Much as Eliza liked to dance, and agreeable as she found the Wintertons, who were noted for the gaiety and mixed company of their parties, she knew that they weren't part of the core of fashionable London although they were well connected. “You can never be sure whom you are going to meet there,” Lady Grandpoint had complained when the invitation arrived. “Last time there was the oddest Lithuanian, apparently a spy during the last war, and his wife, who came from Hungary, besides some strange, learned people from Germany and Holland, and a shockingly brazen woman from Spain who sang to the company.”

Charlotte was indifferent, she would just as soon stay at home, but Lady Grandpoint had too much sense to allow that. “It will be a big affair,” she said, “although there are those who will have nothing to do with them, many of our friends will be present. Besides, we have no other invitations for tonight, and it is essential that you are seen to be well and in your usual looks, Charlotte, for you may be sure all kinds of gossip is floating round about the affair at Montblaine.”

As Eliza dressed, she found her thoughts wandering to Mr. Bruton. Would he be there? He was friendly with the Wintertons, but on the other hand she knew he disliked the social round of London. Still, she took particular care over her appearance; she had expended some more of her guineas on a length of silk muslin which Annie had made up with great panache in a floating, classical style.

Lady Grandpoint did not approve. “It is cut low for a girl of your age, and it is hardly in the normal mode.”

“She looks like a dryad,” said the taciturn Lord Grandpoint, who was, for once, accompanying his wife and guests, since there were to be some people at the ball whom he wished to see.

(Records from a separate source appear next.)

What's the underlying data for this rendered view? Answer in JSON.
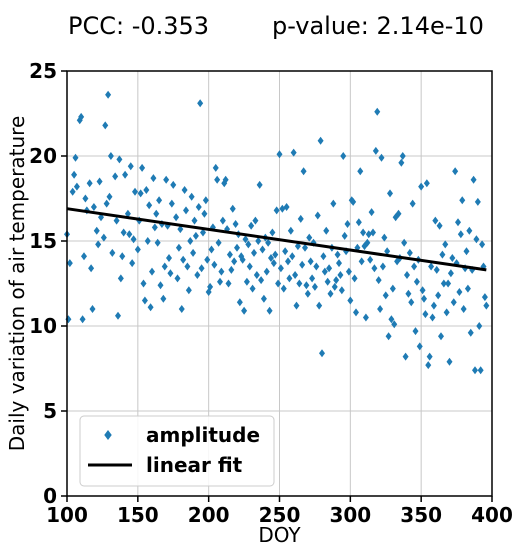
{
  "header": {
    "pcc": "PCC: -0.353",
    "pvalue": "p-value: 2.14e-10"
  },
  "colors": {
    "points": "#1f7bb4",
    "fit": "#000000",
    "grid": "#c8c8c8"
  },
  "chart_data": {
    "type": "scatter",
    "xlabel": "DOY",
    "ylabel": "Daily variation of air temperature",
    "xlim": [
      100,
      400
    ],
    "ylim": [
      0,
      25
    ],
    "xticks": [
      100,
      150,
      200,
      250,
      300,
      350,
      400
    ],
    "yticks": [
      0,
      5,
      10,
      15,
      20,
      25
    ],
    "grid": true,
    "legend_position": "lower-left",
    "legend": [
      {
        "label": "amplitude",
        "marker": "diamond"
      },
      {
        "label": "linear fit",
        "marker": "line"
      }
    ],
    "fit_line": {
      "x": [
        100,
        396
      ],
      "y": [
        16.9,
        13.3
      ]
    },
    "series": [
      {
        "name": "amplitude",
        "points": [
          [
            100,
            15.4
          ],
          [
            101,
            10.4
          ],
          [
            102,
            13.7
          ],
          [
            104,
            17.9
          ],
          [
            105,
            18.9
          ],
          [
            106,
            19.9
          ],
          [
            107,
            18.2
          ],
          [
            109,
            22.1
          ],
          [
            110,
            22.3
          ],
          [
            111,
            10.4
          ],
          [
            112,
            14.1
          ],
          [
            113,
            17.5
          ],
          [
            114,
            16.8
          ],
          [
            116,
            18.4
          ],
          [
            117,
            13.4
          ],
          [
            118,
            11.0
          ],
          [
            119,
            17.0
          ],
          [
            121,
            15.6
          ],
          [
            122,
            14.8
          ],
          [
            123,
            18.5
          ],
          [
            124,
            16.4
          ],
          [
            126,
            15.2
          ],
          [
            127,
            21.8
          ],
          [
            128,
            17.2
          ],
          [
            129,
            23.6
          ],
          [
            130,
            17.6
          ],
          [
            131,
            20.0
          ],
          [
            132,
            14.3
          ],
          [
            134,
            18.8
          ],
          [
            135,
            16.2
          ],
          [
            136,
            10.6
          ],
          [
            137,
            19.8
          ],
          [
            138,
            12.8
          ],
          [
            139,
            14.1
          ],
          [
            140,
            15.5
          ],
          [
            141,
            18.9
          ],
          [
            143,
            16.6
          ],
          [
            144,
            15.4
          ],
          [
            145,
            19.4
          ],
          [
            146,
            13.7
          ],
          [
            147,
            15.1
          ],
          [
            148,
            17.9
          ],
          [
            150,
            14.5
          ],
          [
            151,
            16.2
          ],
          [
            152,
            17.8
          ],
          [
            153,
            19.3
          ],
          [
            154,
            12.5
          ],
          [
            155,
            11.5
          ],
          [
            156,
            18.0
          ],
          [
            157,
            15.0
          ],
          [
            158,
            17.1
          ],
          [
            159,
            11.1
          ],
          [
            160,
            13.2
          ],
          [
            161,
            18.7
          ],
          [
            162,
            15.8
          ],
          [
            163,
            16.6
          ],
          [
            164,
            14.9
          ],
          [
            165,
            17.4
          ],
          [
            166,
            12.4
          ],
          [
            167,
            16.0
          ],
          [
            168,
            11.6
          ],
          [
            169,
            13.5
          ],
          [
            170,
            18.6
          ],
          [
            171,
            15.9
          ],
          [
            172,
            14.0
          ],
          [
            173,
            13.1
          ],
          [
            174,
            17.2
          ],
          [
            175,
            18.3
          ],
          [
            177,
            16.4
          ],
          [
            178,
            12.8
          ],
          [
            179,
            14.6
          ],
          [
            180,
            15.7
          ],
          [
            181,
            11.0
          ],
          [
            182,
            13.9
          ],
          [
            183,
            18.0
          ],
          [
            184,
            16.8
          ],
          [
            185,
            13.5
          ],
          [
            186,
            12.1
          ],
          [
            187,
            15.0
          ],
          [
            188,
            17.6
          ],
          [
            189,
            14.3
          ],
          [
            190,
            16.2
          ],
          [
            191,
            15.3
          ],
          [
            192,
            13.0
          ],
          [
            193,
            17.0
          ],
          [
            194,
            23.1
          ],
          [
            195,
            13.4
          ],
          [
            196,
            15.5
          ],
          [
            197,
            16.6
          ],
          [
            198,
            17.4
          ],
          [
            199,
            13.9
          ],
          [
            200,
            12.0
          ],
          [
            201,
            12.3
          ],
          [
            202,
            14.5
          ],
          [
            203,
            15.8
          ],
          [
            204,
            13.6
          ],
          [
            205,
            19.3
          ],
          [
            206,
            18.6
          ],
          [
            207,
            14.9
          ],
          [
            208,
            12.6
          ],
          [
            209,
            13.2
          ],
          [
            210,
            16.2
          ],
          [
            211,
            18.4
          ],
          [
            212,
            18.6
          ],
          [
            213,
            15.7
          ],
          [
            214,
            12.5
          ],
          [
            215,
            14.2
          ],
          [
            216,
            13.3
          ],
          [
            217,
            16.9
          ],
          [
            218,
            13.8
          ],
          [
            219,
            16.0
          ],
          [
            220,
            14.6
          ],
          [
            221,
            15.4
          ],
          [
            222,
            11.4
          ],
          [
            223,
            14.1
          ],
          [
            224,
            13.9
          ],
          [
            225,
            10.9
          ],
          [
            226,
            15.1
          ],
          [
            227,
            12.6
          ],
          [
            228,
            14.8
          ],
          [
            229,
            13.5
          ],
          [
            230,
            15.9
          ],
          [
            231,
            12.2
          ],
          [
            232,
            14.3
          ],
          [
            233,
            16.2
          ],
          [
            234,
            13.0
          ],
          [
            235,
            15.0
          ],
          [
            236,
            18.3
          ],
          [
            237,
            12.7
          ],
          [
            238,
            14.5
          ],
          [
            239,
            11.6
          ],
          [
            240,
            15.2
          ],
          [
            241,
            13.2
          ],
          [
            242,
            14.9
          ],
          [
            243,
            10.9
          ],
          [
            244,
            14.0
          ],
          [
            245,
            15.5
          ],
          [
            246,
            13.7
          ],
          [
            247,
            14.2
          ],
          [
            248,
            16.8
          ],
          [
            249,
            12.5
          ],
          [
            250,
            20.1
          ],
          [
            251,
            13.4
          ],
          [
            252,
            16.9
          ],
          [
            253,
            12.2
          ],
          [
            254,
            14.4
          ],
          [
            255,
            17.0
          ],
          [
            256,
            13.8
          ],
          [
            257,
            12.8
          ],
          [
            258,
            15.6
          ],
          [
            259,
            14.1
          ],
          [
            260,
            20.2
          ],
          [
            261,
            13.0
          ],
          [
            262,
            11.2
          ],
          [
            263,
            14.7
          ],
          [
            264,
            12.5
          ],
          [
            265,
            16.3
          ],
          [
            266,
            13.6
          ],
          [
            267,
            19.1
          ],
          [
            268,
            14.6
          ],
          [
            269,
            12.4
          ],
          [
            270,
            11.9
          ],
          [
            271,
            15.2
          ],
          [
            272,
            13.8
          ],
          [
            273,
            12.8
          ],
          [
            274,
            14.9
          ],
          [
            275,
            12.3
          ],
          [
            276,
            13.5
          ],
          [
            277,
            16.5
          ],
          [
            278,
            11.2
          ],
          [
            279,
            20.9
          ],
          [
            280,
            8.4
          ],
          [
            281,
            14.1
          ],
          [
            282,
            13.2
          ],
          [
            283,
            15.6
          ],
          [
            284,
            12.6
          ],
          [
            285,
            13.4
          ],
          [
            286,
            11.9
          ],
          [
            287,
            14.6
          ],
          [
            288,
            17.2
          ],
          [
            289,
            12.3
          ],
          [
            290,
            12.7
          ],
          [
            291,
            14.2
          ],
          [
            292,
            13.7
          ],
          [
            293,
            13.0
          ],
          [
            294,
            12.1
          ],
          [
            295,
            20.0
          ],
          [
            296,
            15.3
          ],
          [
            297,
            14.4
          ],
          [
            298,
            16.0
          ],
          [
            299,
            13.2
          ],
          [
            300,
            11.5
          ],
          [
            301,
            17.4
          ],
          [
            302,
            17.3
          ],
          [
            303,
            12.8
          ],
          [
            304,
            10.8
          ],
          [
            305,
            14.6
          ],
          [
            306,
            16.1
          ],
          [
            307,
            19.1
          ],
          [
            308,
            13.8
          ],
          [
            309,
            15.5
          ],
          [
            310,
            14.7
          ],
          [
            311,
            10.5
          ],
          [
            312,
            14.9
          ],
          [
            313,
            15.4
          ],
          [
            314,
            13.9
          ],
          [
            315,
            16.7
          ],
          [
            316,
            15.5
          ],
          [
            317,
            13.4
          ],
          [
            318,
            20.3
          ],
          [
            319,
            22.6
          ],
          [
            320,
            12.7
          ],
          [
            321,
            11.0
          ],
          [
            322,
            19.9
          ],
          [
            323,
            13.5
          ],
          [
            324,
            15.2
          ],
          [
            325,
            11.8
          ],
          [
            326,
            14.4
          ],
          [
            327,
            9.4
          ],
          [
            328,
            17.8
          ],
          [
            329,
            10.4
          ],
          [
            330,
            12.2
          ],
          [
            331,
            10.1
          ],
          [
            332,
            16.4
          ],
          [
            333,
            13.8
          ],
          [
            334,
            16.6
          ],
          [
            335,
            14.0
          ],
          [
            336,
            19.6
          ],
          [
            337,
            20.0
          ],
          [
            338,
            14.9
          ],
          [
            339,
            8.2
          ],
          [
            340,
            13.0
          ],
          [
            341,
            11.9
          ],
          [
            342,
            14.3
          ],
          [
            343,
            11.4
          ],
          [
            344,
            17.2
          ],
          [
            345,
            13.5
          ],
          [
            346,
            9.7
          ],
          [
            347,
            12.6
          ],
          [
            348,
            13.9
          ],
          [
            349,
            8.8
          ],
          [
            350,
            18.2
          ],
          [
            351,
            12.1
          ],
          [
            352,
            11.6
          ],
          [
            353,
            10.7
          ],
          [
            354,
            18.4
          ],
          [
            355,
            7.7
          ],
          [
            356,
            8.2
          ],
          [
            357,
            13.5
          ],
          [
            358,
            10.5
          ],
          [
            359,
            11.2
          ],
          [
            360,
            16.2
          ],
          [
            361,
            13.3
          ],
          [
            362,
            11.8
          ],
          [
            363,
            15.9
          ],
          [
            364,
            9.4
          ],
          [
            365,
            14.2
          ],
          [
            366,
            12.5
          ],
          [
            367,
            14.8
          ],
          [
            368,
            10.8
          ],
          [
            369,
            12.5
          ],
          [
            370,
            7.9
          ],
          [
            371,
            13.1
          ],
          [
            372,
            14.0
          ],
          [
            373,
            11.4
          ],
          [
            374,
            19.1
          ],
          [
            375,
            13.7
          ],
          [
            376,
            16.1
          ],
          [
            377,
            12.0
          ],
          [
            378,
            15.4
          ],
          [
            379,
            17.4
          ],
          [
            380,
            11.0
          ],
          [
            381,
            13.4
          ],
          [
            382,
            14.4
          ],
          [
            383,
            12.2
          ],
          [
            384,
            15.6
          ],
          [
            385,
            9.6
          ],
          [
            386,
            13.3
          ],
          [
            387,
            18.6
          ],
          [
            388,
            7.4
          ],
          [
            389,
            15.1
          ],
          [
            390,
            17.3
          ],
          [
            391,
            10.0
          ],
          [
            392,
            7.4
          ],
          [
            393,
            14.8
          ],
          [
            394,
            13.5
          ],
          [
            395,
            11.7
          ],
          [
            396,
            11.2
          ]
        ]
      }
    ]
  }
}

It was a hot, fine night, and the Wintertons had had the happy thought of extending their already large ballroom into the garden, by means of a large tent draped over a central pole, charmingly striped on the outside in a mediaeval style, and made into a bower of flowers inside. So although there were above three hundred guests present, it could not be called a crush, and it was possible to move from the warmth of the ballroom to the cooler area outside, where a slight breeze ruffled the trees beyond the entrances to the tent.

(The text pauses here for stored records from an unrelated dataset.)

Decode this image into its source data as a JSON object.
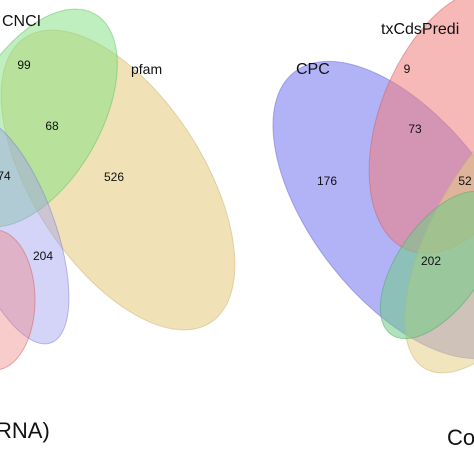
{
  "left_panel": {
    "sets": [
      {
        "name": "CNCI",
        "color": "#86e08a"
      },
      {
        "name": "pfam",
        "color": "#e6d08a"
      },
      {
        "name": "",
        "color": "#a3a3ee"
      }
    ],
    "region_counts": [
      "99",
      "68",
      "526",
      "74",
      "204"
    ],
    "caption": "RNA)"
  },
  "right_panel": {
    "sets": [
      {
        "name": "txCdsPredi",
        "color": "#f28282"
      },
      {
        "name": "CPC",
        "color": "#8a8af2"
      },
      {
        "name": "",
        "color": "#e6d08a"
      },
      {
        "name": "",
        "color": "#86e08a"
      }
    ],
    "region_counts": [
      "9",
      "73",
      "176",
      "52",
      "202"
    ],
    "caption": "Co"
  }
}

Charlotte soon had her usual throng of admirers about her, pressing her to grant them a dance. Eliza moved away, trying not to look as though she were looking for anyone, but hoping that she would see the elegant figure of Mr. Bartholomew Bruton.

He was there, he saw her, and he began to move through the crowd towards her, when a voice spoke her name. “Eliza!”

She was transfixed, she was hearing voices, it must be the heat. And then they were beside her, full of smiles and words of greeting, of explanation: Maria Diggory and Anthony.